Heartburn and headaches affect all people at one point or another, but when headaches are a frequent problem, heartburn can be close behind due to some of the methods we use to treat headaches. This is especially true in people who suffer from an acid reflux problem known as GERD (gastroesophageal reflux disease) or peptic ulcers.
To understand how headaches can lead to heartburn, we must first understand acid reflux. Acid reflux is a process in which gastric acids in the stomach rise up into the esophagus, causing irritation and pain (heartburn). Acid reflux, or GERD when it becomes chronic, is usually related to food, pressure, or gastric swelling caused by the H pylori bacterium.
Additionally, peptic ulcers (small holes in the lining of the stomach or duodenum) can develop as stomach acid washes over the lining of the stomach. Peptic ulcers are usually related to a bacterial infection from H pylori bacteria in the stomach.
Now that we know what commonly causes heartburn, we can explore how heartburn and headaches may be related.
Heartburn and Headache Medications
Over-the-counter medications and prescriptions for chronic headaches including ibuprofen, aspirin, naproxen, and many migraine medications are “NSAIDs”. NSAID stands for non-steroidal anti-inflammatory drug. As the name implies, these types of medications are great at relieving headaches by reducing the amount of swelling around blood vessels that cause us to fee a headache.
Unfortunately, these drugs are also great at eating small holes into the lining of the stomach and causing peptic ulcers. (H pylori bacteria are not always a component in this type of ulcer development, though the bacteria may be present as well.) Peptic ulcers can promote acid reflux and cause heartburn.
Medications for headaches and heartburn are dual symptoms that typically develop over a longer period of time. The risk of developing ulcers and heartburn increases when NSAIDs are used for an extended period of time.
Heartburn and Headache Home Therapies are Conflicting
If you have a hangover headache (from a night of drinking too much alcohol, perhaps) it is common practice to drink plenty of water since the cause of the headache might be dehydration.
Unfortunately, alcohol relaxes the lower esophageal sphincter (LES) and this is the muscle that keeps acid reflux from entering the esophagus and causing heartburn.
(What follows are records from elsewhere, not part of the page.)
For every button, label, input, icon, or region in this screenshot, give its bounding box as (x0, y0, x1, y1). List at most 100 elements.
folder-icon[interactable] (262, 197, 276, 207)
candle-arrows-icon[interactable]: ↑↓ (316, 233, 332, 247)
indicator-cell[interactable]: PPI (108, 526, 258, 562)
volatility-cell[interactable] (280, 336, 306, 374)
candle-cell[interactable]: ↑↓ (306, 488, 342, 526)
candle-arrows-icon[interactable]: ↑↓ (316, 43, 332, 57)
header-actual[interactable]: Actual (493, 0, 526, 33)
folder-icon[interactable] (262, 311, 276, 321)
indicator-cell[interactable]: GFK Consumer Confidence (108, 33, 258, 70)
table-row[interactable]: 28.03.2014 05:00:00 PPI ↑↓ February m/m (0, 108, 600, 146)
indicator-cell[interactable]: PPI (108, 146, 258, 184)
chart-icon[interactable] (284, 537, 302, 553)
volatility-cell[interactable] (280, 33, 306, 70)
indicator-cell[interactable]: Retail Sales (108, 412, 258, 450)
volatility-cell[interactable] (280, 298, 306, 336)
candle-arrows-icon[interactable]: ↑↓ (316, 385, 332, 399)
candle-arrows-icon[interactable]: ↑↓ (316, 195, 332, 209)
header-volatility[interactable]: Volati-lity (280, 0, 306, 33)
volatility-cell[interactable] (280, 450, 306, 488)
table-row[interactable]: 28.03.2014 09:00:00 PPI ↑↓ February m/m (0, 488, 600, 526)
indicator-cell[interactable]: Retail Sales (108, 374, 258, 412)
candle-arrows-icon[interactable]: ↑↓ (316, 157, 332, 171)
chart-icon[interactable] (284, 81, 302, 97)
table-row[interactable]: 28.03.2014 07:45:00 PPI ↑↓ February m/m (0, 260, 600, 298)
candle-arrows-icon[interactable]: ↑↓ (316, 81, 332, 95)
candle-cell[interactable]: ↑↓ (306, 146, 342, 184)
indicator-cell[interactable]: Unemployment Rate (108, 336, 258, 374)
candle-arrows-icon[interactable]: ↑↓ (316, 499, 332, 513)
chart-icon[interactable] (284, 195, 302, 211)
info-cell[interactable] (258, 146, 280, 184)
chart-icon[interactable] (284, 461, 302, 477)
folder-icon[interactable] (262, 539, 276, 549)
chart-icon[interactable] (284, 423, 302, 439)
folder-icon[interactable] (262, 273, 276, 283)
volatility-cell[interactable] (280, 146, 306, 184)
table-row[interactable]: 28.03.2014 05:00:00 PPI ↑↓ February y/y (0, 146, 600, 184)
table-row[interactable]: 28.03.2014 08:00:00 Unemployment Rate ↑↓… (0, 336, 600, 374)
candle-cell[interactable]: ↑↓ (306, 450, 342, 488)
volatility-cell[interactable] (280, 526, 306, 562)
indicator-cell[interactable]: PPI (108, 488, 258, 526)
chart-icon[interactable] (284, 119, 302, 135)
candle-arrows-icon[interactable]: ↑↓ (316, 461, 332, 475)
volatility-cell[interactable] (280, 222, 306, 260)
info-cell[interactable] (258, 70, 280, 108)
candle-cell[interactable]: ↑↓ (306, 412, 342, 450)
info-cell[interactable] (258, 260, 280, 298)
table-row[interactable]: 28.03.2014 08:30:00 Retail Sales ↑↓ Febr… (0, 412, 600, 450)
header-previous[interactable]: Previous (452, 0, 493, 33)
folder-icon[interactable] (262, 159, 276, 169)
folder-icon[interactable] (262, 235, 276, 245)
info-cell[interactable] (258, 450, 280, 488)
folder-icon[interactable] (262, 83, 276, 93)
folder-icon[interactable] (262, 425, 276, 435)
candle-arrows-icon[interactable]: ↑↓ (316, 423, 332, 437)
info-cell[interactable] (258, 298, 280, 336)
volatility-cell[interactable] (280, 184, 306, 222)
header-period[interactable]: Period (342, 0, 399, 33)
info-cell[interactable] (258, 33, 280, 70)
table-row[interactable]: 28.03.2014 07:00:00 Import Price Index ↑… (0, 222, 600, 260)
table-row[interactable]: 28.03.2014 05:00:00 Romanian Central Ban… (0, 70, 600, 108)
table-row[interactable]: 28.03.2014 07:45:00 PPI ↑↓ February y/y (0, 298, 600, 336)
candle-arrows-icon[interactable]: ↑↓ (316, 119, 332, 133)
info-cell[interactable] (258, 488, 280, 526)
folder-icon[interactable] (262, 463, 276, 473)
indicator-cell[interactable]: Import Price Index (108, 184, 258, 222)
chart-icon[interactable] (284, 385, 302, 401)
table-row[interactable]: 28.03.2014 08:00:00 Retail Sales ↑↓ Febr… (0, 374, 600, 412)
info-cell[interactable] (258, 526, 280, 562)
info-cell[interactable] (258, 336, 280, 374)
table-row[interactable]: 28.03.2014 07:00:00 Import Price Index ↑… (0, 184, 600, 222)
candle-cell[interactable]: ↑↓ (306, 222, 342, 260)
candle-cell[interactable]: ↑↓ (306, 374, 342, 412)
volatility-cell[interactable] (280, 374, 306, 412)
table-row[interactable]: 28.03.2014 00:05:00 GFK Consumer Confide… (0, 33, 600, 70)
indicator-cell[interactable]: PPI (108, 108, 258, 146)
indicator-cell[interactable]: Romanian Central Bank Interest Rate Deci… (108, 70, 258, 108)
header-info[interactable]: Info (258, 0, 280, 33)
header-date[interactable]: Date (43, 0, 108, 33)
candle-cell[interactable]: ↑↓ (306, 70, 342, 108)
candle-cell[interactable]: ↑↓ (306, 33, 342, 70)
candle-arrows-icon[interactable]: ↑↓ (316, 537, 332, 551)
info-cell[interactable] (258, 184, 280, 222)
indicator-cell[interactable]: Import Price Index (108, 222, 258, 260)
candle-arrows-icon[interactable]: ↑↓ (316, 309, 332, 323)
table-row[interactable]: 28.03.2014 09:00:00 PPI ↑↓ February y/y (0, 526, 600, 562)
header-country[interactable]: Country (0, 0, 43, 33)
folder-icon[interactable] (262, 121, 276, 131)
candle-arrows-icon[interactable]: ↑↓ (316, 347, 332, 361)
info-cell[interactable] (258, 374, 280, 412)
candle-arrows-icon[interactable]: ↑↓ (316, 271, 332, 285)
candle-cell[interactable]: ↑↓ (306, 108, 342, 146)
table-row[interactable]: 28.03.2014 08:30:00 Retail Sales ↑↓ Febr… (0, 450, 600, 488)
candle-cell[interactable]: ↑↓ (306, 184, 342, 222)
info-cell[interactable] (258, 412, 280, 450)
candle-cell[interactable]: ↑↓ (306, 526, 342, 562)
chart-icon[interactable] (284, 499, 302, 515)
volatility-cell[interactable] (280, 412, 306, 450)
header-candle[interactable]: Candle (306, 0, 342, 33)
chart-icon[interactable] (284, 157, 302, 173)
When you drink water, you dilute the acids but make them rise closer to the esophagus.
Many people with other conditions that weaken the LES report heartburn from drinking water without alcohol consumption, too. Since the LES is relaxed, there is nothing stopping the acids form entering the tube. The best way to avoid this problem is simple: eat something first. The general rule is to “give stomach acid something to do”, so eating crackers or a heartburn friendly food before drinking water can help.
If you have ever had a big headache and no medicine on hand, someone may have suggested that you consume a caffeinate beverage, such as coffee, to increase blood flow and minimize swelling. Caffeine is another agent that relaxes the LES. Most caffeinated beverages are carbonated, too. Carbonation is another trigger for heartburn.
Headache and Heartburn Share Common Food Triggers
Heartburn is commonly triggered by an offending food or as part of a medical condition in which certain foods aren’t tolerated by the body or immune system. Headaches can also be triggered by these foods.
For example, MSG (monosodium glutamate) is a very common seasoning in prepackaged foods that causes people to experience headaches. Spicy foods cause heartburn, too, and people who are intolerant to glutens also experience heartburn. Glutens in general can cause headaches in people who are sensitive to the substance.
There is one more note-worthy common link between heartburn and headaches: lack of food. Skipping a meal causes some people to get a headache; it also causes heartburn and acid reflux. In others, headache and heartburn will happen within just a couple of hours on an empty stomach. The solutions here are our heartburn remedies and to eat smaller, more frequent meals.